By that definition, even though Lily is alive and getting slowly better, I’m still grieving.  I’m grieving the loss of a pet who used to meet me at the door when I got home, who could use the litter box on her own, who was relatively easy to take care of.  I’m building a new normal, and while I’m infinitely grateful that she overcame such difficult odds, it’s a huge, difficult adjustment.

Culturally, we assign different amounts of value to different kinds of grief.  If you lose a person, you’re allowed to feel sad for a long period of time.  But if you lose a pet, a lot of people in your life may not consider that a valid reason to go through a grief process.  You may be embarrassed to ask for a day off work to process the changes in your life.  People may suggest that you go to a shelter and get a new pet right away.

But you are allowed to grieve the loss of a pet.  It’s heartbreaking, and a damn hard adjustment.  Here’s what I didn’t understand two weeks ago about pet grief that I’ve recently learned.

Your pet is part of the bedrock of your life.
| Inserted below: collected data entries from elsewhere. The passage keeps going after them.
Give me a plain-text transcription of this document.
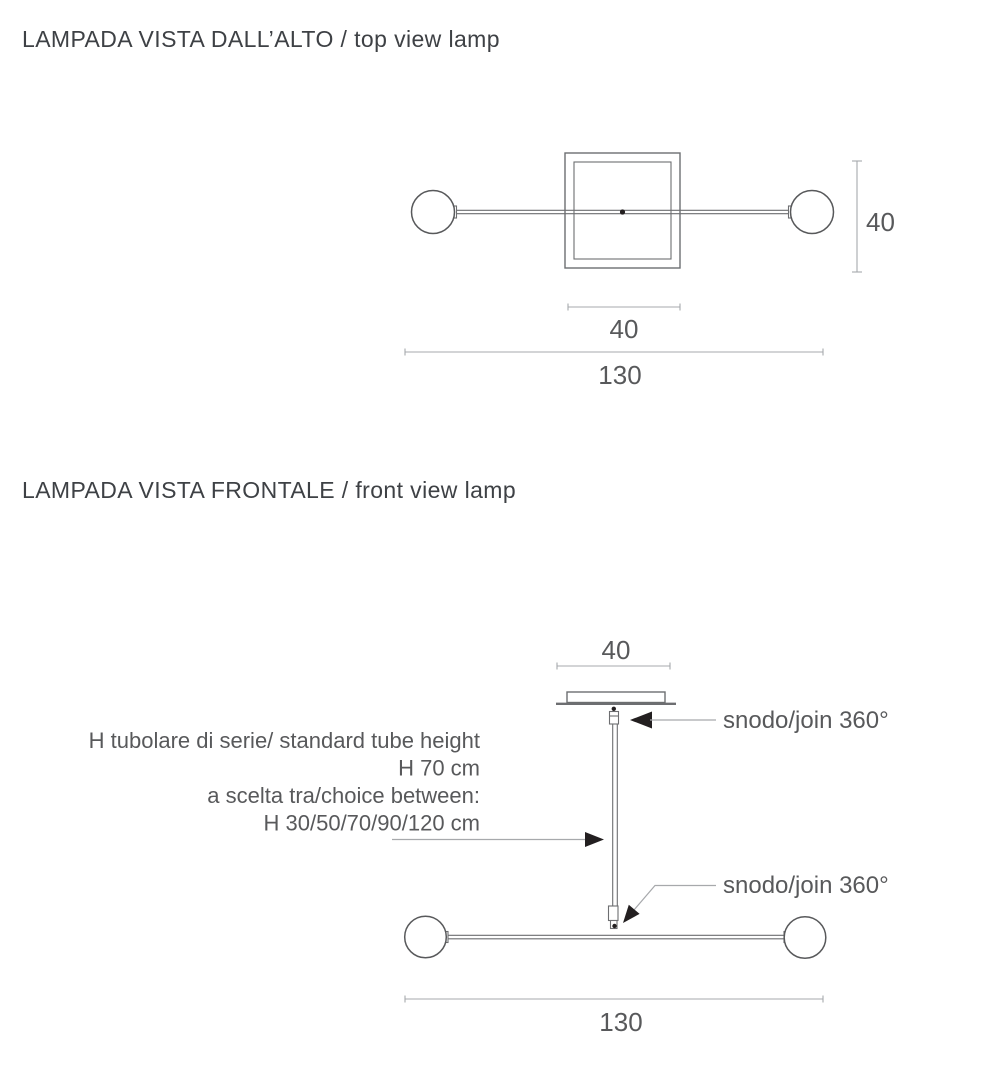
LAMPADA VISTA DALL’ALTO / top view lamp
LAMPADA VISTA FRONTALE / front view lamp
40
40
130
40
130
snodo/join 360°
snodo/join 360°
H tubolare di serie/ standard tube height
H 70 cm
a scelta tra/choice between:
H 30/50/70/90/120 cm
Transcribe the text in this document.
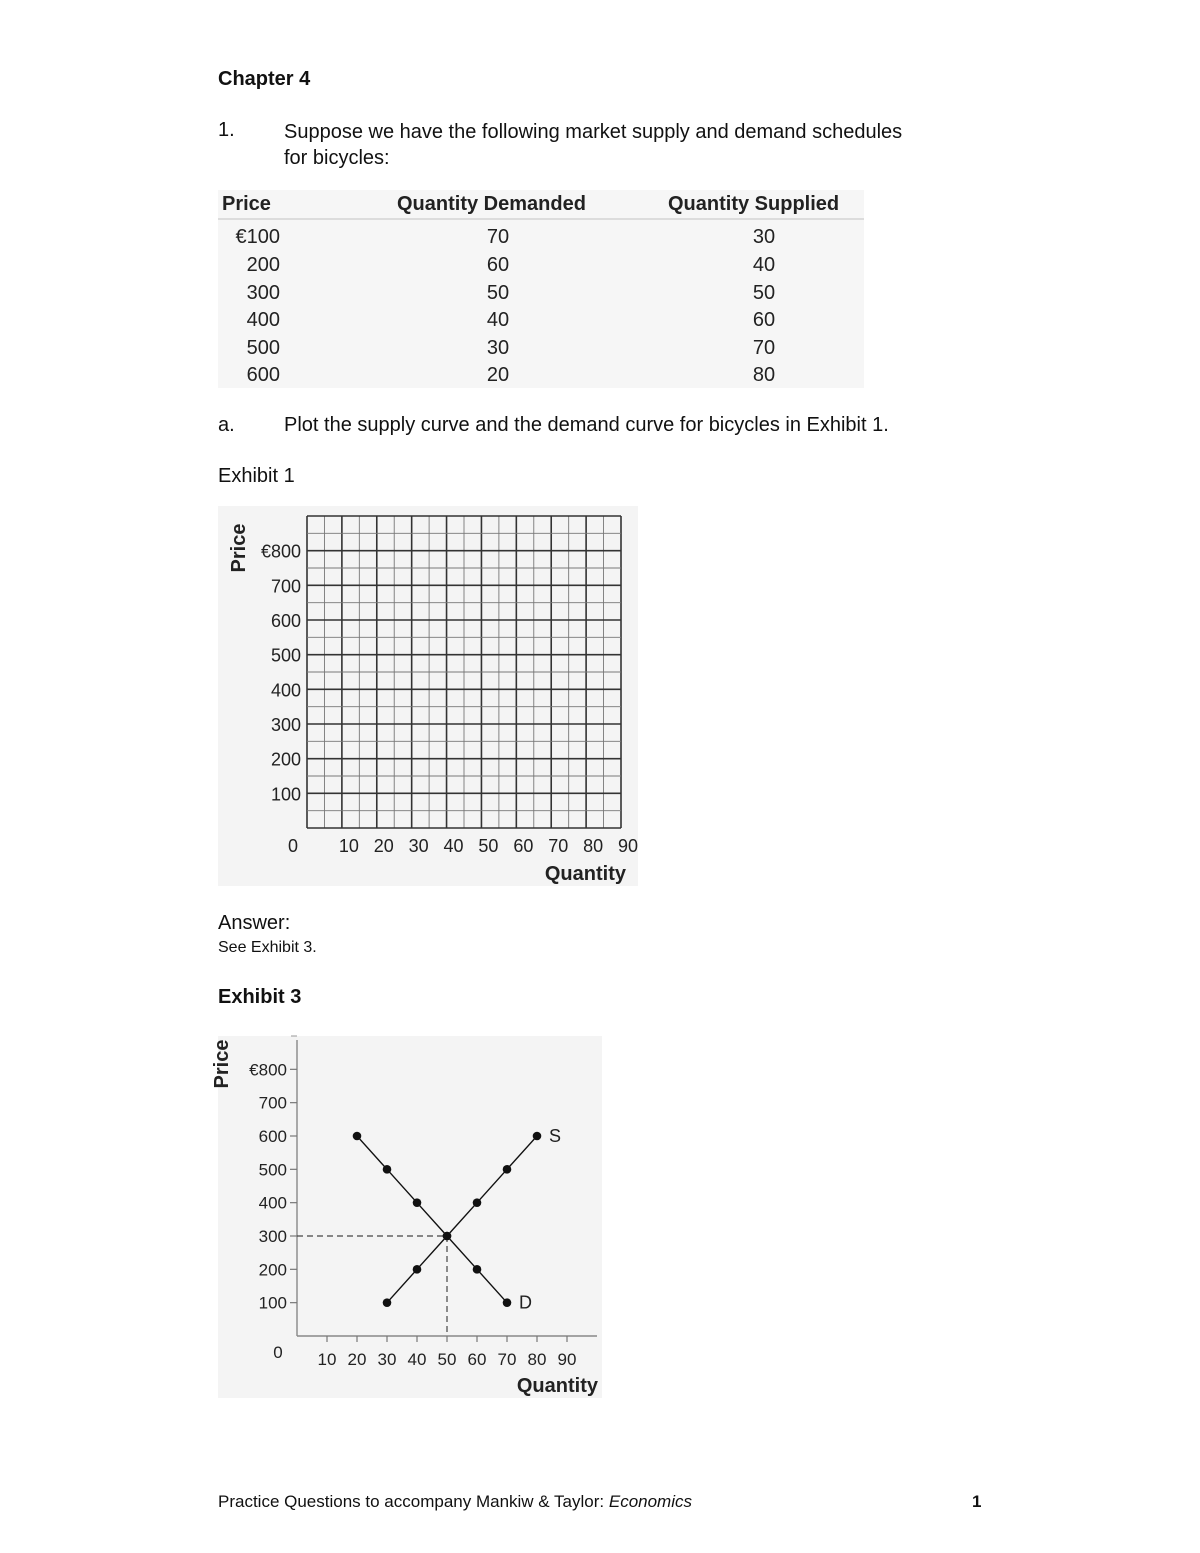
Chapter 4
1. Suppose we have the following market supply and demand schedules
for bicycles:
Price	Quantity Demanded	Quantity Supplied
€100	70	30
200	60	40
300	50	50
400	40	60
500	30	70
600	20	80
a. Plot the supply curve and the demand curve for bicycles in Exhibit 1.
Exhibit 1
100
200
300
400
500
600
700
€800
0 10 20 30 40 50 60 70 80 90
Price
Quantity
Answer:
See Exhibit 3.
Exhibit 3
100
200
300
400
500
600
700
€800
10 20 30 40 50 60 70 80 90
S
D
Price
Quantity
0
Practice Questions to accompany Mankiw & Taylor: Economics	1
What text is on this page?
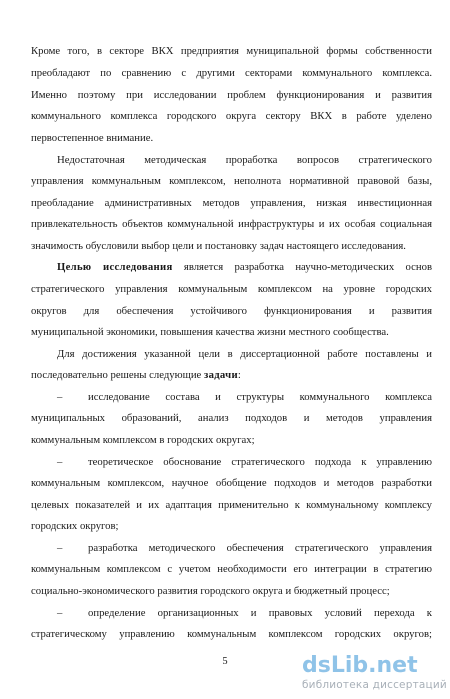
Кроме того, в секторе ВКХ предприятия муниципальной формы собственности
преобладают по сравнению с другими секторами коммунального комплекса.
Именно поэтому при исследовании проблем функционирования и развития
коммунального комплекса городского округа сектору ВКХ в работе уделено
первостепенное внимание.
Недостаточная методическая проработка вопросов стратегического
управления коммунальным комплексом, неполнота нормативной правовой базы,
преобладание административных методов управления, низкая инвестиционная
привлекательность объектов коммунальной инфраструктуры и их особая социальная
значимость обусловили выбор цели и постановку задач настоящего исследования.
Целью исследования является разработка научно-методических основ
стратегического управления коммунальным комплексом на уровне городских
округов для обеспечения устойчивого функционирования и развития
муниципальной экономики, повышения качества жизни местного сообщества.
Для достижения указанной цели в диссертационной работе поставлены и
последовательно решены следующие задачи:
–	исследование состава и структуры коммунального комплекса
муниципальных образований, анализ подходов и методов управления
коммунальным комплексом в городских округах;
–	теоретическое обоснование стратегического подхода к управлению
коммунальным комплексом, научное обобщение подходов и методов разработки
целевых показателей и их адаптация применительно к коммунальному комплексу
городских округов;
–	разработка методического обеспечения стратегического управления
коммунальным комплексом с учетом необходимости его интеграции в стратегию
социально-экономического развития городского округа и бюджетный процесс;
–	определение организационных и правовых условий перехода к
стратегическому управлению коммунальным комплексом городских округов;
5	dsLib.net
библиотека диссертаций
While Lily was in the hospital, I frequently found myself driving towards home, picturing her walking towards the door as I entered the house.  I think I’ve probably had that image in my mind most times I’ve headed home for the last 14 years, but it elicited a warmth I associated with the general idea of “home”.  I didn’t realize how tied it was to my pet until there was an incongruity.
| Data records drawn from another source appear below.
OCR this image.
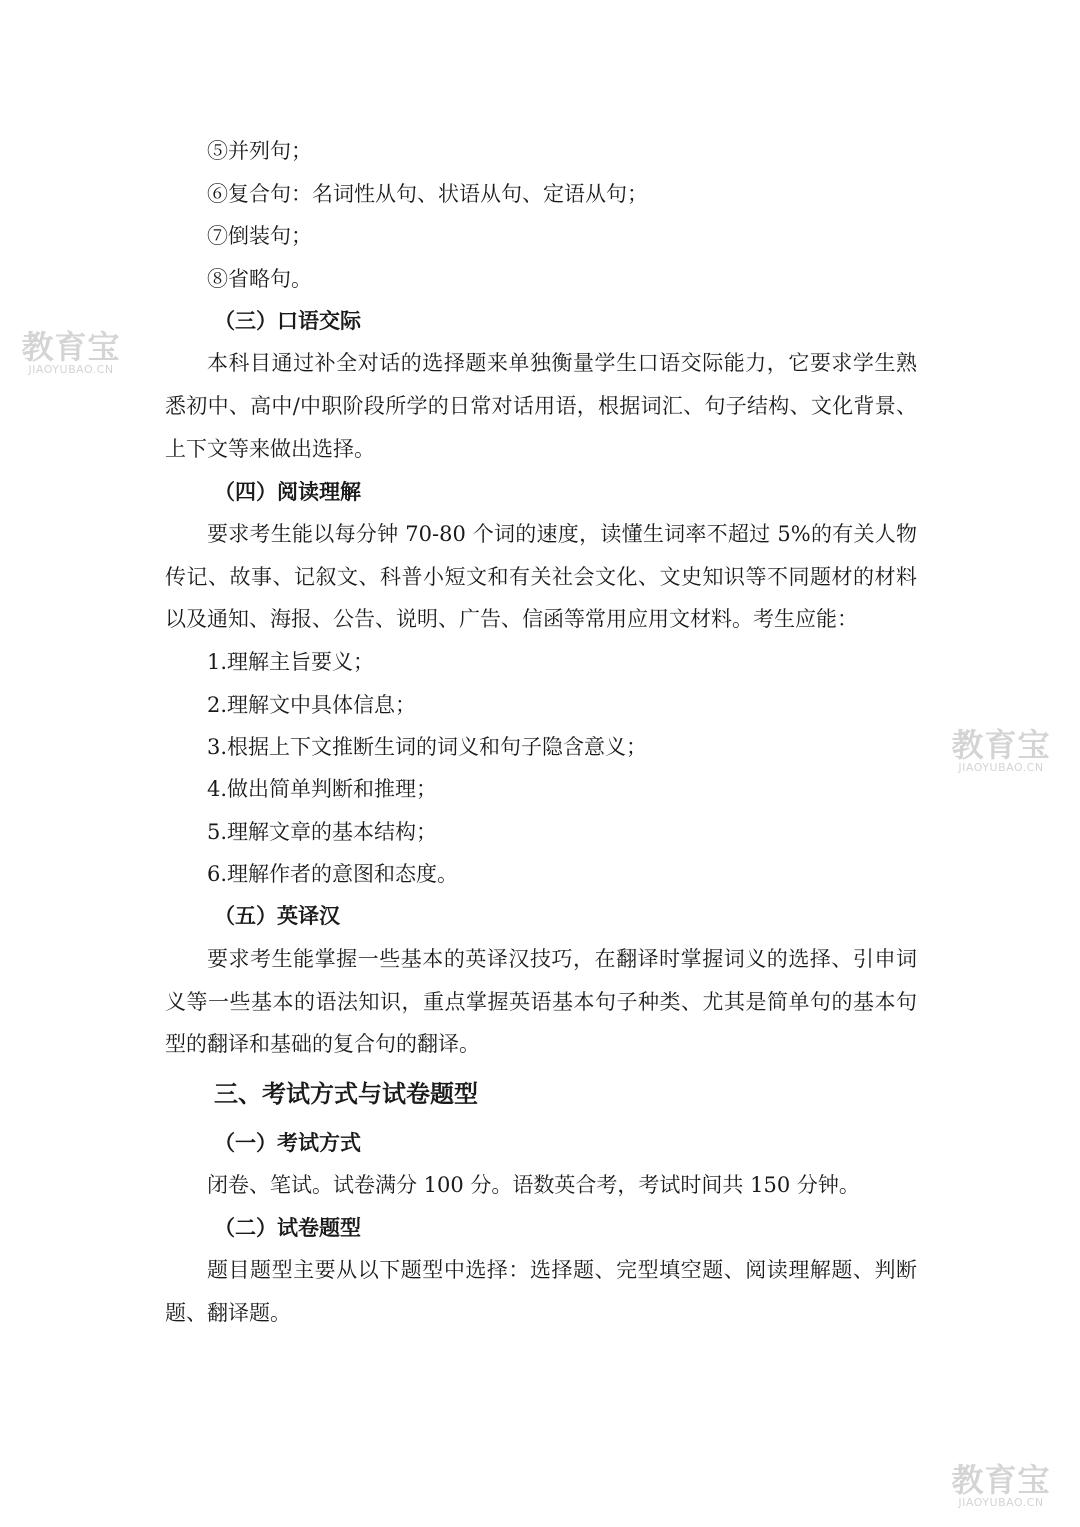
教育宝
JIAOYUBAO.CN
教育宝
JIAOYUBAO.CN
教育宝
JIAOYUBAO.CN
⑤并列句；
⑥复合句：名词性从句、状语从句、定语从句；
⑦倒装句；
⑧省略句。
（三）口语交际
本科目通过补全对话的选择题来单独衡量学生口语交际能力，它要求学生熟
悉初中、高中/中职阶段所学的日常对话用语，根据词汇、句子结构、文化背景、
上下文等来做出选择。
（四）阅读理解
要求考生能以每分钟 70-80 个词的速度，读懂生词率不超过 5%的有关人物
传记、故事、记叙文、科普小短文和有关社会文化、文史知识等不同题材的材料
以及通知、海报、公告、说明、广告、信函等常用应用文材料。考生应能：
1.理解主旨要义；
2.理解文中具体信息；
3.根据上下文推断生词的词义和句子隐含意义；
4.做出简单判断和推理；
5.理解文章的基本结构；
6.理解作者的意图和态度。
（五）英译汉
要求考生能掌握一些基本的英译汉技巧，在翻译时掌握词义的选择、引申词
义等一些基本的语法知识，重点掌握英语基本句子种类、尤其是简单句的基本句
型的翻译和基础的复合句的翻译。
三、考试方式与试卷题型
（一）考试方式
闭卷、笔试。试卷满分 100 分。语数英合考，考试时间共 150 分钟。
（二）试卷题型
题目题型主要从以下题型中选择：选择题、完型填空题、阅读理解题、判断
题、翻译题。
When you’ve had a pet for a long time, you don’t even realize how much they’re woven into the fabric of your everyday.  You rearrange little parts of your life around them, and those little parts of your life become your new routine.

If you lose your pet, you have to revisit those parts of your routine that you’d come to take for granted.  You see the loss in every corner of your home, and perhaps beyond.  You have to establish a new normal, and every bit of that can take an emotional toll.

One morning last week, I woke up and thought, “I’m going to get up and make myself a bowl of cereal.”  Whenever I make cereal, Lily runs over from her part of the house and meows, knowing that the milk dregs at the bottom of the bowl are hers for the claiming.  It made me sad… so I made eggs instead.

Pets can be symbolic of other things in your life.

I’ve had Lily since college, for 14 years.  When I picked her up from the shelter, I was barely an adult.  She’s seen me through every adult relationship I’ve ever had, through cross-country moves, career changes, celebrations, losses, and every other significant experience since I was 20 years old.  In a life that’s been through a lot of changes, she has been a rare point of stability.

So what does it mean if she’s gone?

Beyond loving your pet for being a simple, loving bundle of joy, they may also symbolize something to you.  For some people, it’s feeling that their pet is a safe haven in a world where it’s hard to be vulnerable.  For others, the pet may be associated with a deceased or estranged friend or family member.  And some people may connect their pet with a happier time in their life, or the ability to overcome challenges.

When you’re grieving your pet, you’re also grieving what your pet has come to mean in your life.

You may cry, a lot.

And this is okay.  Your feelings are okay.  You’re not overreacting, and you don’t need to feel apologetic or ashamed.

Allow space for this transition to be hard, and be kind to yourself.